За все добро расплатимся добром,
За всю любовь расплатимся любовью…
Вот как душа с душой у этого художника, у русского поэта Рубцова, говорит. Вот как душа с душой соприкасаются. И соприкосновением душ они, души, очищаются. В нищете, в неприкаянности, в сиротстве судеб – омываются души высокой любовью. Бессмертно то произведение, которое несет людям любовь.
Пройдут годы. Множество новых мод набежит и схлынет. И опять потянет за собою смена мод какие-то странные вещи: “полусюры”, полу-парадоксальности… И все опять видоизменится десятки раз. А вот это – то, что чувством Родины исполнено, вечно!..
Сострадание родной земле объединяет, на мой взгляд, всех действительно талантливых поэтов и писателей. И вот странно: чем больше исходят они из каких-то подробностей своих биографий, из конкретных, не придуманных, не заемных деталей, даже – из географического положения, тем ближе они всем нам. И по-настоящему народных актеров объединяет это же чувство Родины в самих себе… Я часто думаю: ведь что-то же объединяет всех этих сыгранных мною русских мужиков вместе – и меня с ними? А во мне – Достоевского, Распутина, Шукшина объединяет. Наша профессия прекрасна, если отдаешься ей целиком, без остатка…
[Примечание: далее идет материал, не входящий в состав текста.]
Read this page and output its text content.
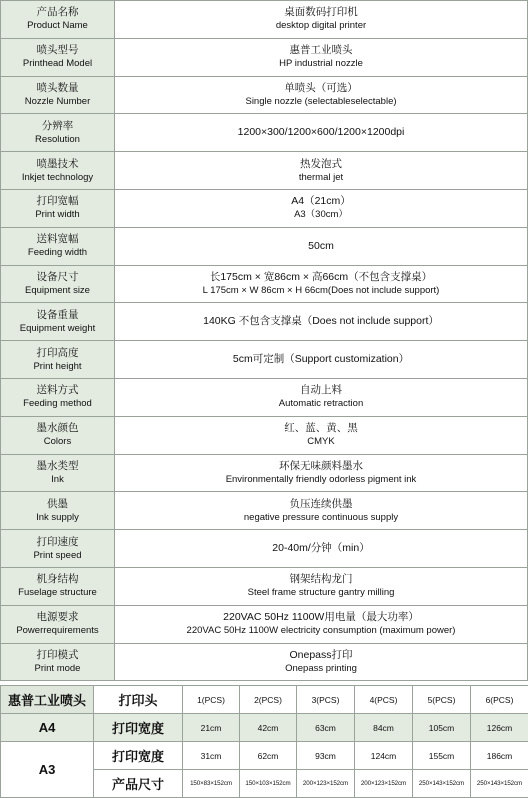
产品名称
Product Name	桌面数码打印机
desktop digital printer

喷头型号
Printhead Model	惠普工业喷头
HP industrial nozzle

喷头数量
Nozzle Number	单喷头（可选）
Single nozzle (selectableselectable)

分辨率
Resolution	1200×300/1200×600/1200×1200dpi

喷墨技术
Inkjet technology	热发泡式
thermal jet

打印宽幅
Print width	A4（21cm）
A3（30cm）

送料宽幅
Feeding width	50cm

设备尺寸
Equipment size	长175cm × 宽86cm × 高66cm（不包含支撑桌）
L 175cm × W 86cm × H 66cm(Does not include support)

设备重量
Equipment weight	140KG 不包含支撑桌（Does not include support）

打印高度
Print height	5cm可定制（Support customization）

送料方式
Feeding method	自动上料
Automatic retraction

墨水颜色
Colors	红、蓝、黄、黑
CMYK

墨水类型
Ink	环保无味颜料墨水
Environmentally friendly odorless pigment ink

供墨
Ink supply	负压连续供墨
negative pressure continuous supply

打印速度
Print speed	20-40m/分钟（min）

机身结构
Fuselage structure	钢架结构龙门
Steel frame structure gantry milling

电源要求
Powerrequirements	220VAC 50Hz 1100W用电量（最大功率）
220VAC 50Hz 1100W electricity consumption (maximum power)

打印模式
Print mode	Onepass打印
Onepass printing
惠普工业喷头	打印头	1(PCS)	2(PCS)	3(PCS)	4(PCS)	5(PCS)	6(PCS)
A4	打印宽度	21cm	42cm	63cm	84cm	105cm	126cm
A3	打印宽度	31cm	62cm	93cm	124cm	155cm	186cm
	产品尺寸	150×83×152cm	150×103×152cm	200×123×152cm	200×123×152cm	250×143×152cm	250×143×152cm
Но актерская профессия и коварна. В ней очень легко переоценить себя, не соразмерить собственные силы, поверить в первый легкий успех в большей степени, чем это нужно. И тогда дело жестоко мстит актеру за себя. Это нужно понимать с самого начала пути любому художнику, любому человеку профессионального творчества… Да, актерская профессия лечит людей, влюбленных в нее. Но влюбленность эта должна знать меру – она не должна достигать патологических степеней влюбленности и тем более само- влюбленности. Тут профессия начинает мстить актеру. Сцена – великое испытание для человека. Это почище рентгена. Выходит человек на подмостки, и сразу видно, каков он. Каково его мировоззрение. Актер на сцене раздет догола в духовном смысле.
Но бывает на этом пути и так, что делаешь все, от тебя зависящее, и даже сверх того, делаешь правильно – а результат нужный в полной мере не получается. Иванов – герой рассказа “Возвращение”, по которому поставлен фильм, – должен будто заново родиться и заново понять себя, свою семью, своих детей. Заново понять мир, чтобы начать новую жизнь. Я бы сказал, что некоторые его чувства заморожены войной. Ему трудно оттаять. Слишком многое для этого надо переосмыслить, а кое-что – и простить.
Начинается все с вокзала маленького европейского города – капитан едет домой. Он – жив, здоров, тяжелые бои и медсанбат – позади, в воспоминаниях. Опасность для жизни наконец отсутствует. Это непривычно моему герою – это такая форма существования, к которой он должен привыкать заново. Но капитан еще не знает, как резко он столкнется с бытом, искореженным войной.
Дома неузнаваемо повзрослели дети. Они – другие, не те, что жили в его воспоминаниях и представлении. Экономно готовит обед шестилетняя дочь. Собранно, по-мужски ведет хозяйство двенадцатилетний сын. Иванов видит совсем не детское детство. Его дети – это люди, уже пережившие свою смерть. Маленькие люди, которые неоднократно умирали здесь, в тылу, от страха за него, от страха за близких. И жена, измученная бесконечностью ожидания, изменила ему – она устала вместе с детьми противостоять жизни, она изнемогла.
Сгоряча капитан бежит от семьи после этого признания жены. Он едет в другой город подавленный, оскорбленный случившимся. И только в поезде начинает понимать, что поднимать семью, смятую войной и полуразрушенную, предстоит только ему.
Режиссер и художник великолепно воссоздали атмосферу тех лет – как в незначительных деталях, так и в масштабных, крупных вещах. Даже выстроен был целиком вокзал, соответствующий тому времени. И там шли съемки. Прекрасно играли непрофессиональные актеры. Юный Вася Кривун и Женя Булакова. У меня была замечательная партнерша – актриса Ирина Купченко, которая внесла много своего, личностного в образ… И все-таки я не могу считать эту картину большой творческой удачей. Хотя, казалось бы, все слагаемые успеха были налицо.
Мне кажется, беда в том, что в кино не найден пока поэтический эквивалент прозрачно-чистой, угловатой прозе Платонова. Совершенно необычная проза требует совершенно необычного кинематографического воплощения. А его еще надо искать – создавать новый кинематографический язык, созвучный художественным мирам Платонова.
Ко многим своим работам у меня непростое отношение. И заниженная самооценка труда меня часто отрезвляет – как в жизни, так и в искусстве.